In this set of exercises, we will practice filtering and rearranging the order of rows.

As for the previous set of data wrangling exercises, before we can begin, we need to load the tidyverse package(s) and import the data. Also for these exercises, it is advisable to open the codebook for the data set.

library(tidyverse)

gp_covid <- read_csv2("./data/ZA5667_v1-1-0.csv")

1

As a first exercise, using base R, let’s create a new data set named gp_covid_married that only contains data from respondents who reported being married.
The variable representing marital status is named marstat and the value indicating that the respondent is married is 1. Remember that there are 2 options in base R for filtering rows (the same ones as for selecting columns).

2

Now, let’s use the dplyr function for filtering rows: Create an object named gp_covid_afd_voters that only contains respondents who report that they intend to vote in the next German federal election and that they intend to vote for the right-wing populist party AfD (Alternative fuer Deutschland).
The names of the variables we need here are intention_to_vote and choice_of_party and the values we want to filter for are 2 (Yes), and 6 (AfD), respectively.

3

Using the same function from dplyr, create another subset of cases called gp_covid_middle_aged that only includes respondents aged 36 to 50.
The variable we need for this is called age_cat and the values of that variable we are looking for are 4 to 6. You can use the helper function between() here (remember that the values you provide to this function are inclusive).

4

Let’s briefly turn back to base R for this task: Sort the gp_covid data set in descending order of the household variable.
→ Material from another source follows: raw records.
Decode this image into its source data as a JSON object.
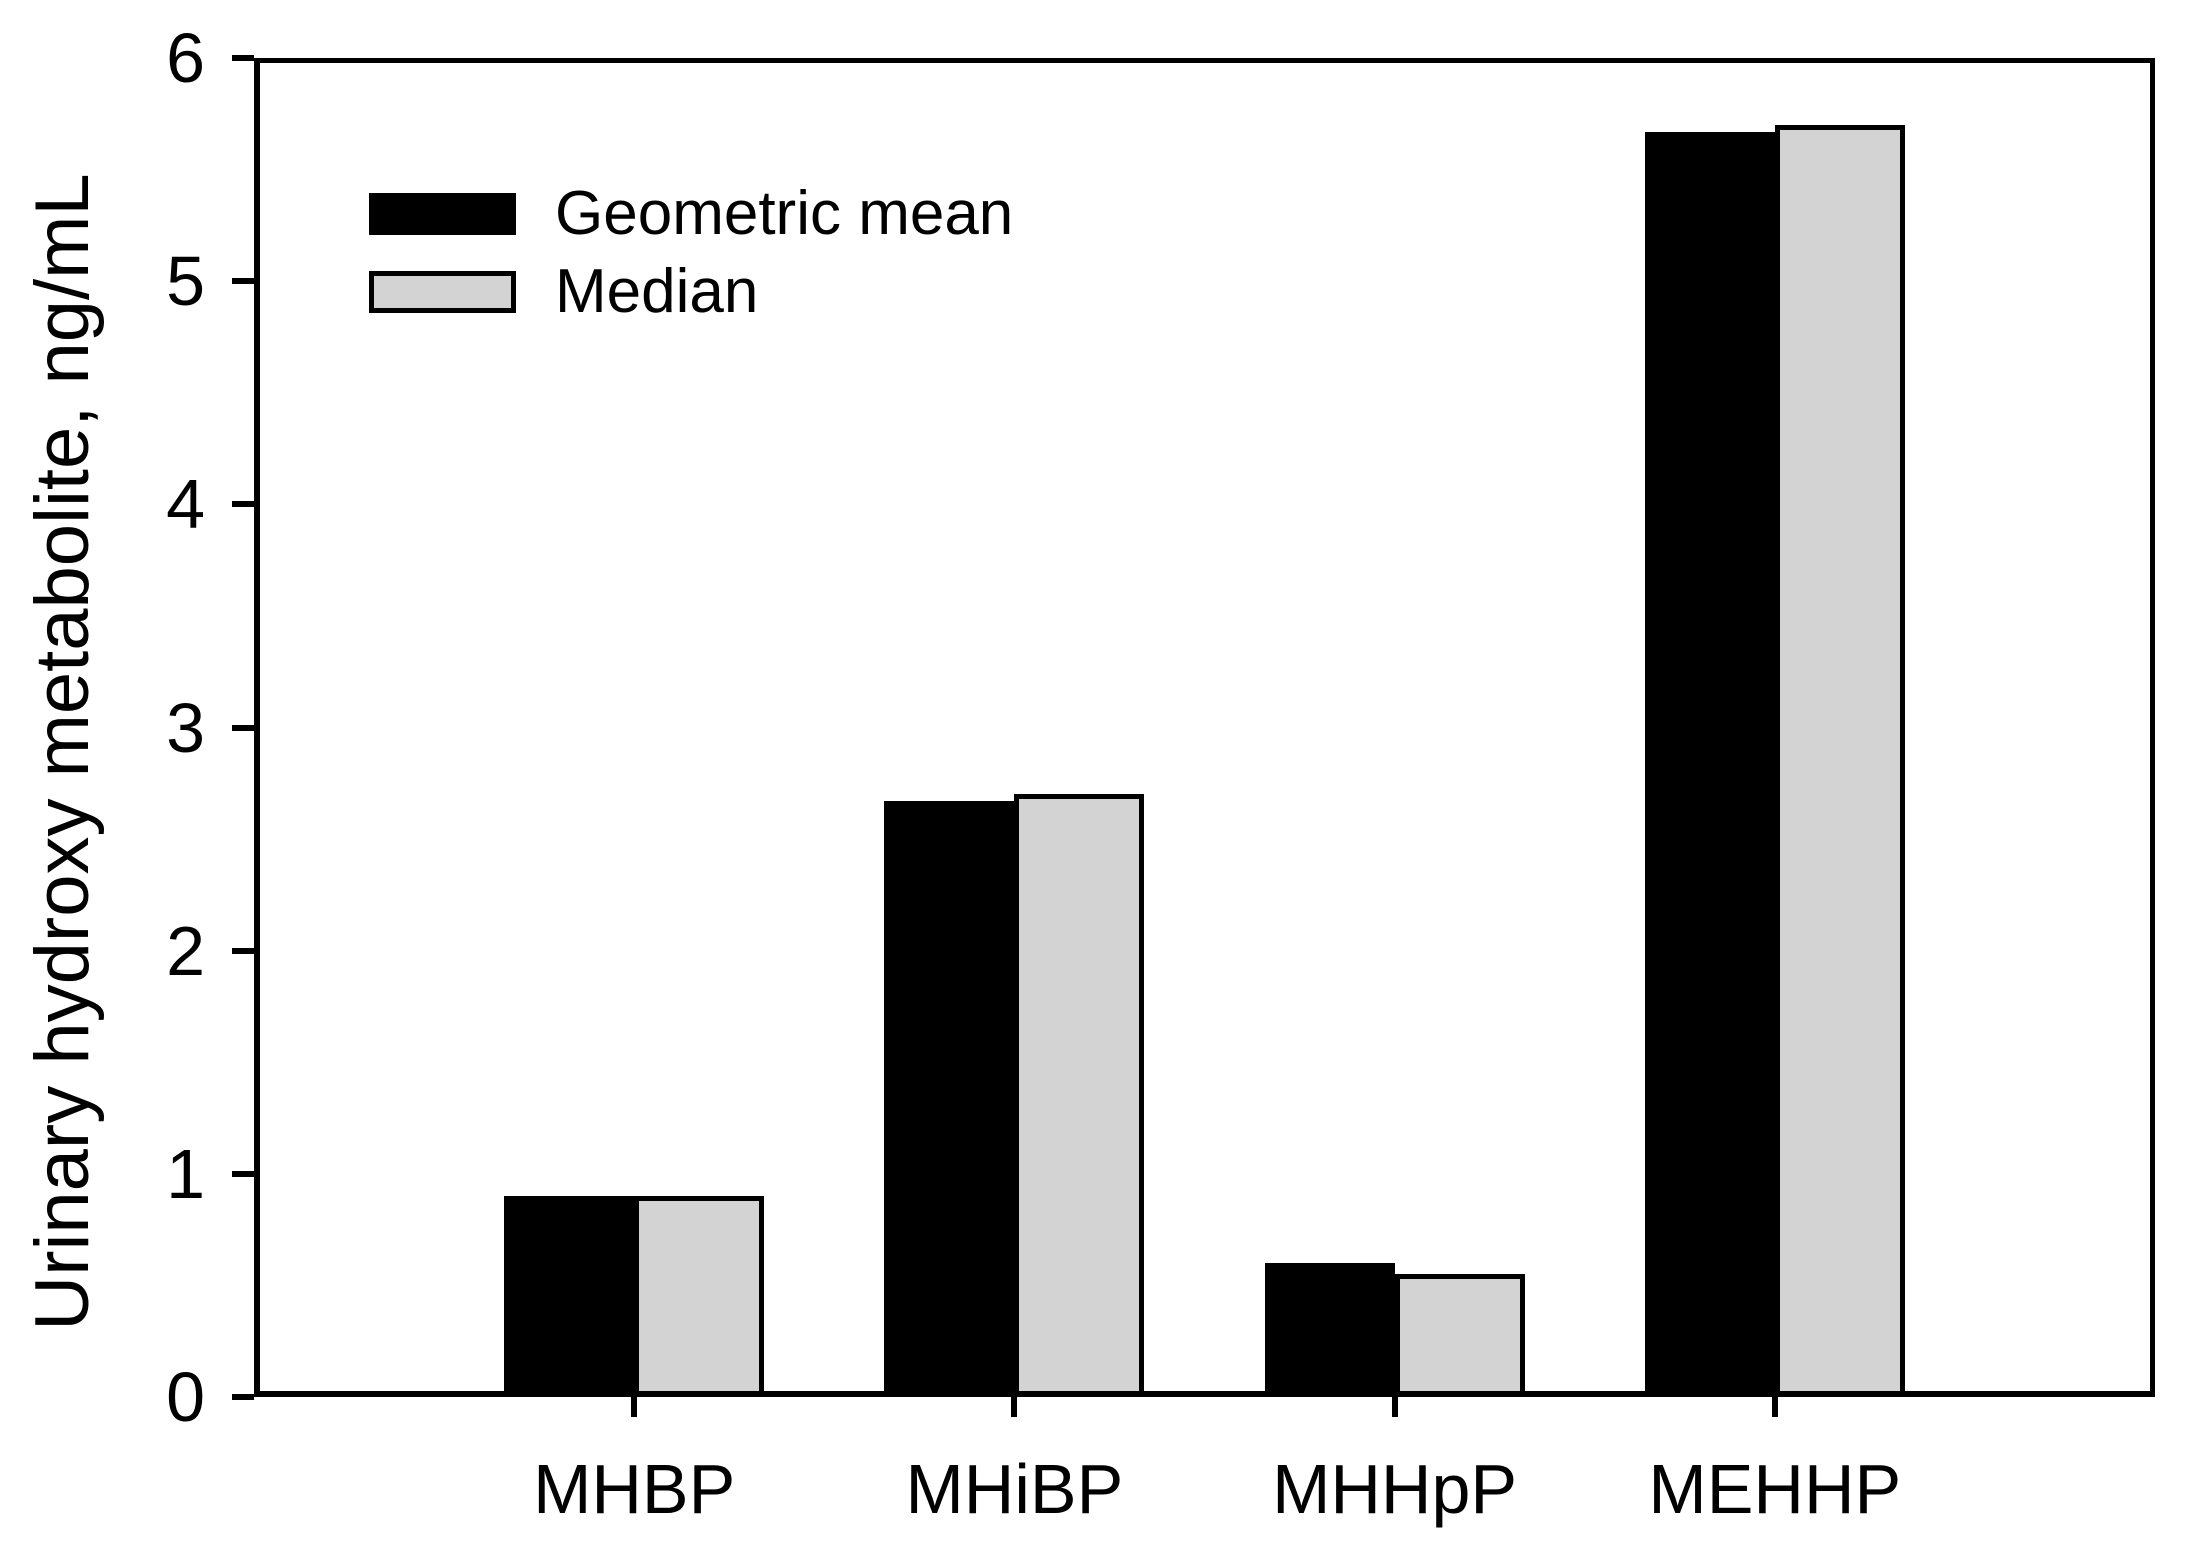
{
  "chart_data": {
    "type": "bar",
    "title": "",
    "categories": [
      "MHBP",
      "MHiBP",
      "MHHpP",
      "MEHHP"
    ],
    "series": [
      {
        "name": "Geometric mean",
        "color": "#000000",
        "values": [
          0.9,
          2.67,
          0.6,
          5.67
        ]
      },
      {
        "name": "Median",
        "color": "#d3d3d3",
        "values": [
          0.9,
          2.7,
          0.55,
          5.7
        ]
      }
    ],
    "xlabel": "",
    "ylabel": "Urinary hydroxy metabolite, ng/mL",
    "ylim": [
      0,
      6
    ],
    "yticks": [
      0,
      1,
      2,
      3,
      4,
      5,
      6
    ],
    "grid": false,
    "legend_position": "upper-left",
    "bar_outline_color": "#000000",
    "axis_color": "#000000",
    "background": "#ffffff"
  }
}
You can overwrite the original gp_covid object for this task. Have a look at the resulting data frame to check if your code worked.
You need the base R function order() here. You can check your result using head(). To limit the amount of output, you can subset columns using [ ] within the head() command (household is the 13th variable in the data set, so you could, e.g., subset columns 6:13).

5

Let’s rearrange the order of rows again, this time using a function from the dplyr package. To restore the original order of the gp_covid data set, sort in ascending order of the id variable. As for the previous task, check whether your code work, but this time using a (short) pipe chain and a dplyr function for catching a glimpse of your data.
The dplyr function you are looking for is in another castle… Just kidding (and apologies for the silly “Super Mario” reference here… that’s what happens when you work with pipes more than a plumber does), it’s arrange().